Alain Robb-Grillet (Foto: Yahoo/ Divulgação)

O ÚLTIMO HOLOCAUSTO DAS FADAS
Antes de morrer escritor exigiu que Um Romance Sentimental não fosse visto como parte integrante de suua obra séria
Por Talles Colatino

UM ROMANCE SENTIMENTAL
Alain Robbe-Grillet
[Record, 240 págs, R$ 29]

Foi em fevereiro desse ano que uma das vozes mais fortes da literatura contemporânea silenciou em meio a um verdadeiro bombardeio. O escritor e roteirista francês Alain Robbe-Grillet era o principal nome do movimento conhecido como “nouveau roman” (novo romance), corrente que representava uma ruptura com a estrutura predominante do romance, recusando a linearidade narrativa e a ordem cronológica. Aos 85 anos, quatro meses antes da sua morte, Grillet escandalizou o mundo com o lançamento de Um Romance Setimental, um depravado conto de fadas, que chega agora às livrarias brasileiras.

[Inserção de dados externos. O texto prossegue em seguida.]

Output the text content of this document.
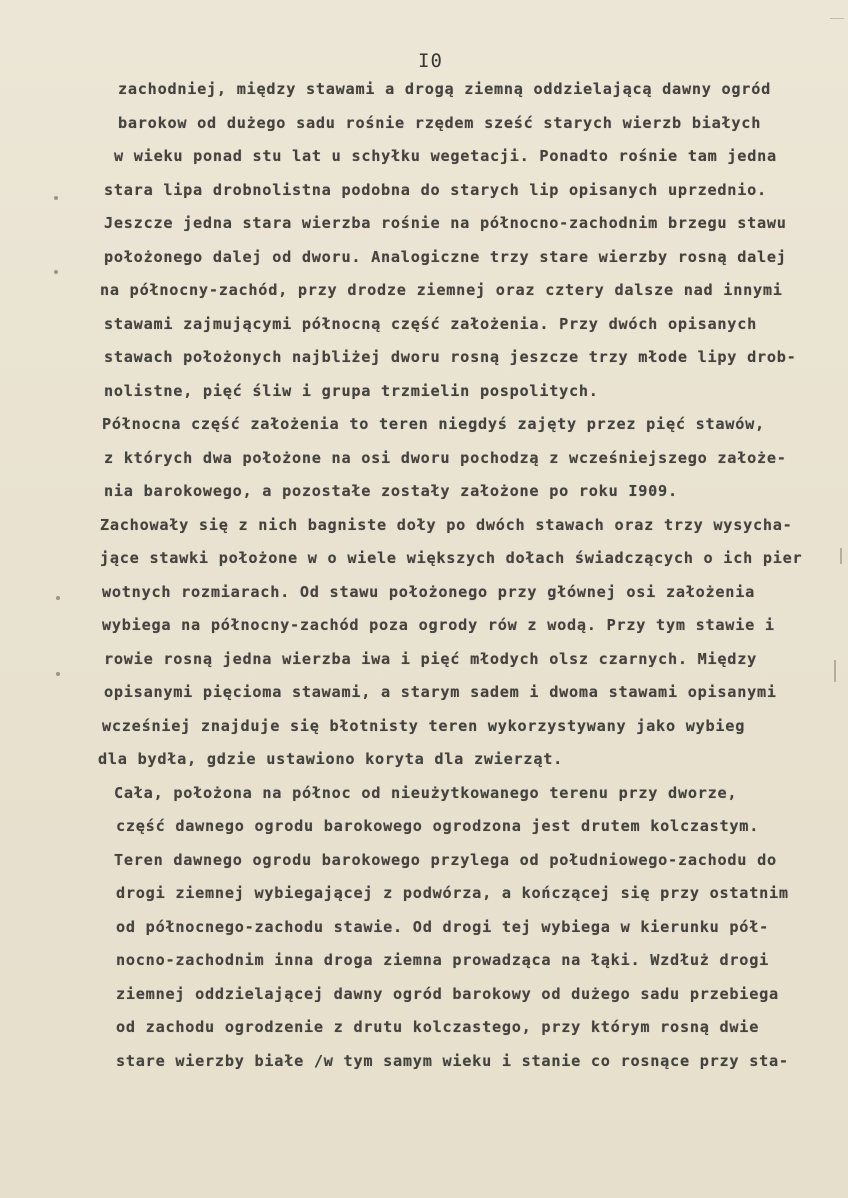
I0
zachodniej, między stawami a drogą ziemną oddzielającą dawny ogród
barokow od dużego sadu rośnie rzędem sześć starych wierzb białych
w wieku ponad stu lat u schyłku wegetacji. Ponadto rośnie tam jedna
stara lipa drobnolistna podobna do starych lip opisanych uprzednio.
Jeszcze jedna stara wierzba rośnie na północno-zachodnim brzegu stawu
położonego dalej od dworu. Analogiczne trzy stare wierzby rosną dalej
na północny-zachód, przy drodze ziemnej oraz cztery dalsze nad innymi
stawami zajmującymi północną część założenia. Przy dwóch opisanych
stawach położonych najbliżej dworu rosną jeszcze trzy młode lipy drob-
nolistne, pięć śliw i grupa trzmielin pospolitych.
Północna część założenia to teren niegdyś zajęty przez pięć stawów,
z których dwa położone na osi dworu pochodzą z wcześniejszego założe-
nia barokowego, a pozostałe zostały założone po roku I909.
Zachowały się z nich bagniste doły po dwóch stawach oraz trzy wysycha-
jące stawki położone w o wiele większych dołach świadczących o ich pier
wotnych rozmiarach. Od stawu położonego przy głównej osi założenia
wybiega na północny-zachód poza ogrody rów z wodą. Przy tym stawie i
rowie rosną jedna wierzba iwa i pięć młodych olsz czarnych. Między
opisanymi pięcioma stawami, a starym sadem i dwoma stawami opisanymi
wcześniej znajduje się błotnisty teren wykorzystywany jako wybieg
dla bydła, gdzie ustawiono koryta dla zwierząt.
Cała, położona na północ od nieużytkowanego terenu przy dworze,
część dawnego ogrodu barokowego ogrodzona jest drutem kolczastym.
Teren dawnego ogrodu barokowego przylega od południowego-zachodu do
drogi ziemnej wybiegającej z podwórza, a kończącej się przy ostatnim
od północnego-zachodu stawie. Od drogi tej wybiega w kierunku pół-
nocno-zachodnim inna droga ziemna prowadząca na łąki. Wzdłuż drogi
ziemnej oddzielającej dawny ogród barokowy od dużego sadu przebiega
od zachodu ogrodzenie z drutu kolczastego, przy którym rosną dwie
stare wierzby białe /w tym samym wieku i stanie co rosnące przy sta-
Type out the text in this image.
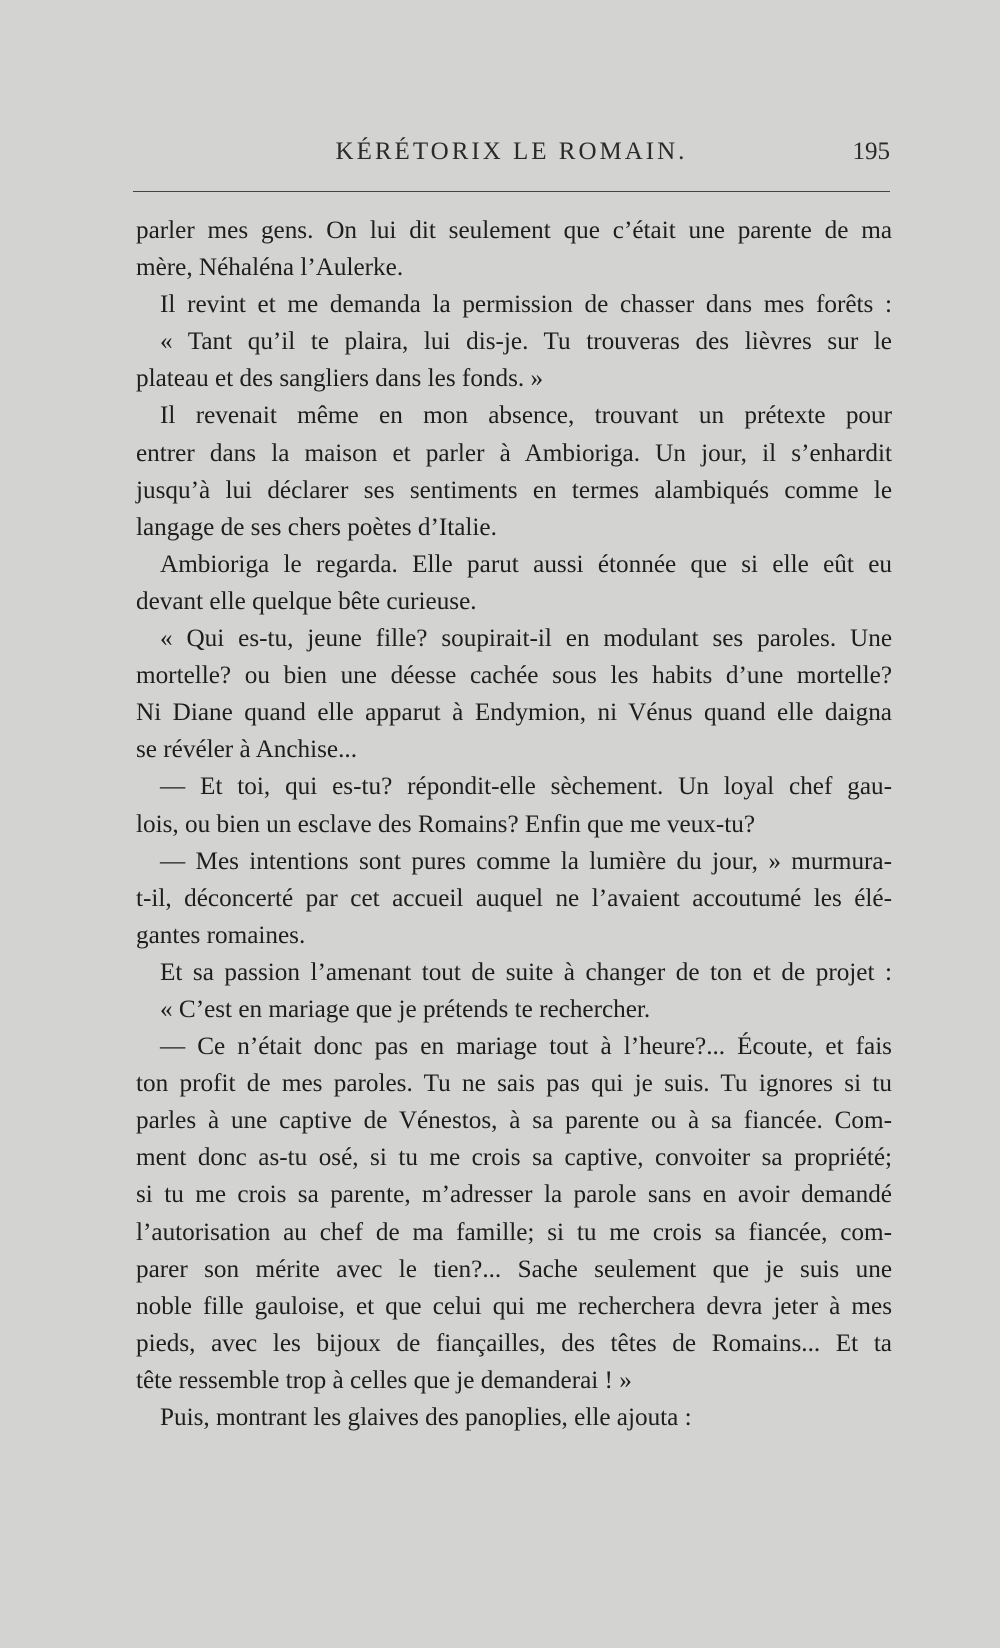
KÉRÉTORIX LE ROMAIN.	195
parler mes gens. On lui dit seulement que c’était une parente de ma
mère, Néhaléna l’Aulerke.
Il revint et me demanda la permission de chasser dans mes forêts :
« Tant qu’il te plaira, lui dis-je. Tu trouveras des lièvres sur le
plateau et des sangliers dans les fonds. »
Il revenait même en mon absence, trouvant un prétexte pour
entrer dans la maison et parler à Ambioriga. Un jour, il s’enhardit
jusqu’à lui déclarer ses sentiments en termes alambiqués comme le
langage de ses chers poètes d’Italie.
Ambioriga le regarda. Elle parut aussi étonnée que si elle eût eu
devant elle quelque bête curieuse.
« Qui es-tu, jeune fille? soupirait-il en modulant ses paroles. Une
mortelle? ou bien une déesse cachée sous les habits d’une mortelle?
Ni Diane quand elle apparut à Endymion, ni Vénus quand elle daigna
se révéler à Anchise...
— Et toi, qui es-tu? répondit-elle sèchement. Un loyal chef gau-
lois, ou bien un esclave des Romains? Enfin que me veux-tu?
— Mes intentions sont pures comme la lumière du jour, » murmura-
t-il, déconcerté par cet accueil auquel ne l’avaient accoutumé les élé-
gantes romaines.
Et sa passion l’amenant tout de suite à changer de ton et de projet :
« C’est en mariage que je prétends te rechercher.
— Ce n’était donc pas en mariage tout à l’heure?... Écoute, et fais
ton profit de mes paroles. Tu ne sais pas qui je suis. Tu ignores si tu
parles à une captive de Vénestos, à sa parente ou à sa fiancée. Com-
ment donc as-tu osé, si tu me crois sa captive, convoiter sa propriété;
si tu me crois sa parente, m’adresser la parole sans en avoir demandé
l’autorisation au chef de ma famille; si tu me crois sa fiancée, com-
parer son mérite avec le tien?... Sache seulement que je suis une
noble fille gauloise, et que celui qui me recherchera devra jeter à mes
pieds, avec les bijoux de fiançailles, des têtes de Romains... Et ta
tête ressemble trop à celles que je demanderai ! »
Puis, montrant les glaives des panoplies, elle ajouta :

O livro, que entra em sintonia com o caráter polêmico que marcou a trajetória do escritor, narra um mundo que inspira devaneios sexuais representado por uma mansão, seu dono, Sorel – um senhor de meia-idade – e sua filha Gigi, de 15 anos. O leitor é catapultado para o interior da relação incestuosa entre o pai e a filha que, além da cama, dividem uma profunda admiração pela literatura erótica do século 18. O sadismo que mascara os dois personagens é desvendado com a chegada de Odile, entregue a Gigi como escrava sexual.

A edição brasileira chega “lacrada por conteúdo impróprio”, mas deveria ser destacado é o quanto este conteúdo pode soar gratuito. Não se trata de encarar o sexo como tabu, mas o fato da progressão das situações de tortura e exploração acabam por cansar a evolução narrativa. É como se várias alegorias que surgem representar as fantasias mais subterrâneas entrassem num holocausto e terminassem por cair, sem força, na recepção da leitura. Resumindo: chato. O próprio Grillet exigiu, antes de morrer, que não encarassem Um Romance Sentimental como parte integrante de sua obra séria.

Apesar disso, o homem que carrega os créditos por livros representativos como Os Últimos Dias de Corinto e A Retomada, além de assinar o roteiro indicado ao Oscar de O Ano Passado em Marienbad (dirigido por Alain Resnais) deixou em “Um Romance Sentimental” um último suspiro que tem seus méritos. O maior deles, certamente, é a elegância e a carga – quase catártica – de lirismo para desdobrar o sadismo de seus personagens.

Nessas entrelinhas suaves é notável também um certo tom de crítica em relação à educação comportamental das mulheres através dos tempos. A figura do Sorel, de pai, educador e dono de Gigi estimula e baseia suas ações nas formas de como as mulheres foram submetidas à submissão ao longo da história social. Um doce carrasco que fortalece a idéia de que nem sempre um romance é romântico e um sentimento, linear. Bem como o livro, contradizendo seu título, propõe.